WHITE MOUNTAINS — Arizona tends to rank near the bottom in the nation when it comes to areas of education. However, the state ranks closer to the top when it comes to National Board Certified Teachers.

Arizona is ranked 9th in the country for new National Board Certified Teachers (NBCT) and 18th for the total number of NBCTs. Recently, Arizona held their annual Celebration of Teaching gala where they inducted 81 new NBCTs. Arizona now has a total of 1,538 teachers statewide who have achieved National Board Certification. Closer to home, Apache County currently has six NBCTs and Navajo County currently has three NBCTs with three more in the process.

NBCTs are very reflective about their teaching. “Educators should be the experts in the classrooms,” shares National Board Candidate Chris Jones (Show Low District). “In order to do that, we need to continue to learn, reflect, and adjust to best meet the needs of our students. I want to be just that — the best educator I can be simply because my students deserve it.”

Whiteriver teacher and National Board Candidate Sierra Collins maintains that “My instruction is changing because I am being more direct and intentional in my instruction.”
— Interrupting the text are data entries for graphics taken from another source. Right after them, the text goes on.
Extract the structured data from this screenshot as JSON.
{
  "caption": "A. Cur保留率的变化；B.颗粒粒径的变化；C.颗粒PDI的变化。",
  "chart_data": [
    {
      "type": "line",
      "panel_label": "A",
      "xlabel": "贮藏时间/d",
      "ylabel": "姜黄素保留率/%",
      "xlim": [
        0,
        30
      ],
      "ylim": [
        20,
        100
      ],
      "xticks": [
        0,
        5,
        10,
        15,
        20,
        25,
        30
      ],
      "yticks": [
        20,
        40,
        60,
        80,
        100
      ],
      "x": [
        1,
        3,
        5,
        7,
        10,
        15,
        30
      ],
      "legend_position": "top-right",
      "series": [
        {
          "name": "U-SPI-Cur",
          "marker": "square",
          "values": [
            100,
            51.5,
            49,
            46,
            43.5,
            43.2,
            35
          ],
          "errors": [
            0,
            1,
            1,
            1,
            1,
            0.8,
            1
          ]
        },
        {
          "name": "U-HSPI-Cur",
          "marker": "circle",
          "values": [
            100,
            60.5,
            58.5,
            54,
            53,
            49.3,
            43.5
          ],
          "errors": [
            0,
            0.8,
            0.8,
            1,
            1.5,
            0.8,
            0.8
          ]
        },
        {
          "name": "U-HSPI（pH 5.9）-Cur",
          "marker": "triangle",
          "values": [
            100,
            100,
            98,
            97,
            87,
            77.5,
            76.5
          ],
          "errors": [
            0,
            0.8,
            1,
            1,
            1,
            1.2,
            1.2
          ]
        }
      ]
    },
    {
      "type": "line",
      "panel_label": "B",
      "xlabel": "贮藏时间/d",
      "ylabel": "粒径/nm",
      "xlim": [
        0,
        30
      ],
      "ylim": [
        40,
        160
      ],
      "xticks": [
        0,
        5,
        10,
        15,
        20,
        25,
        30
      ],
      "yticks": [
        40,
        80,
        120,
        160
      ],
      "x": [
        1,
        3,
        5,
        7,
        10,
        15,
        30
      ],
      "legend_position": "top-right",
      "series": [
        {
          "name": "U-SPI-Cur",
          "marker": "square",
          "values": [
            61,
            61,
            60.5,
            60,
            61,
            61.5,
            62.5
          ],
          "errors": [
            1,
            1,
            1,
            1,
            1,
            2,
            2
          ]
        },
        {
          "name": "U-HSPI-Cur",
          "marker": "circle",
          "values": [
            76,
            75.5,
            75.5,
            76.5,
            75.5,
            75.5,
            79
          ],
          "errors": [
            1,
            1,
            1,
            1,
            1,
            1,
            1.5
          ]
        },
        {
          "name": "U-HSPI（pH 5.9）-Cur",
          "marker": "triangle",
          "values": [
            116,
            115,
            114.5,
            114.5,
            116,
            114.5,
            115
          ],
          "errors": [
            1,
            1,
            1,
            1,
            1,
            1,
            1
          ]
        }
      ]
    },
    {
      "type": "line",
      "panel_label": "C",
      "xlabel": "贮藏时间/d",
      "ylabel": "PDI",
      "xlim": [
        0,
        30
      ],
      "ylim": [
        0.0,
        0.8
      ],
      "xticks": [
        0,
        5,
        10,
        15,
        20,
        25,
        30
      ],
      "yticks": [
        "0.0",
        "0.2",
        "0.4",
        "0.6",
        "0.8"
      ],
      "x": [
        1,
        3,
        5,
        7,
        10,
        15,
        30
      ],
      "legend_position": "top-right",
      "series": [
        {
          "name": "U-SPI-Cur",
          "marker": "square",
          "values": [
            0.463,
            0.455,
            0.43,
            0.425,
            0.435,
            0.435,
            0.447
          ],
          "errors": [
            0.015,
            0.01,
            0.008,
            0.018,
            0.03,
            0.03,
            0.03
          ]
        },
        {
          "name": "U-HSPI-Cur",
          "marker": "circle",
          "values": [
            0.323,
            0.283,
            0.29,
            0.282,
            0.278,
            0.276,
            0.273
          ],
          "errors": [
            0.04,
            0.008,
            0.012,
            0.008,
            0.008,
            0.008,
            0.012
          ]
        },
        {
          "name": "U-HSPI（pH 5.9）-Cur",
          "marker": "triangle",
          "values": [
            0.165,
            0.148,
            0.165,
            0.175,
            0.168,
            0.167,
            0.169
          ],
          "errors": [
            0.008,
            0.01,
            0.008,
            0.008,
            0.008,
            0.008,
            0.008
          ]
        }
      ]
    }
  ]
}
While the benefits to the teachers range from district to district (5% pay increase, $2,000 annual bonus, etc.), the impact is evidenced in the students. Students of National Board Certified Teachers gained an average of 1-2 months additional instruction compared to their peers in other classrooms. The impact was even greater in low-resource schools (nbpts.org). “Students of National Board Certified Teachers demonstrated evidence of deeper learning nearly three times more frequently than their peers,” (nbpts.org).

The process to become National Board Certified is very rigorous and can take multiple years to complete. The Arizona K12 Center and the Navajo County Education Service Agency are supporting local teachers as they work towards certification. Support includes: institutes in the summer, monthly support meetings and webinars.

“We want to help districts attract, support, and retain qualified teachers in our area,” states Susan Rodriguez, Navajo County Education Specialist and National Board Certified Teacher.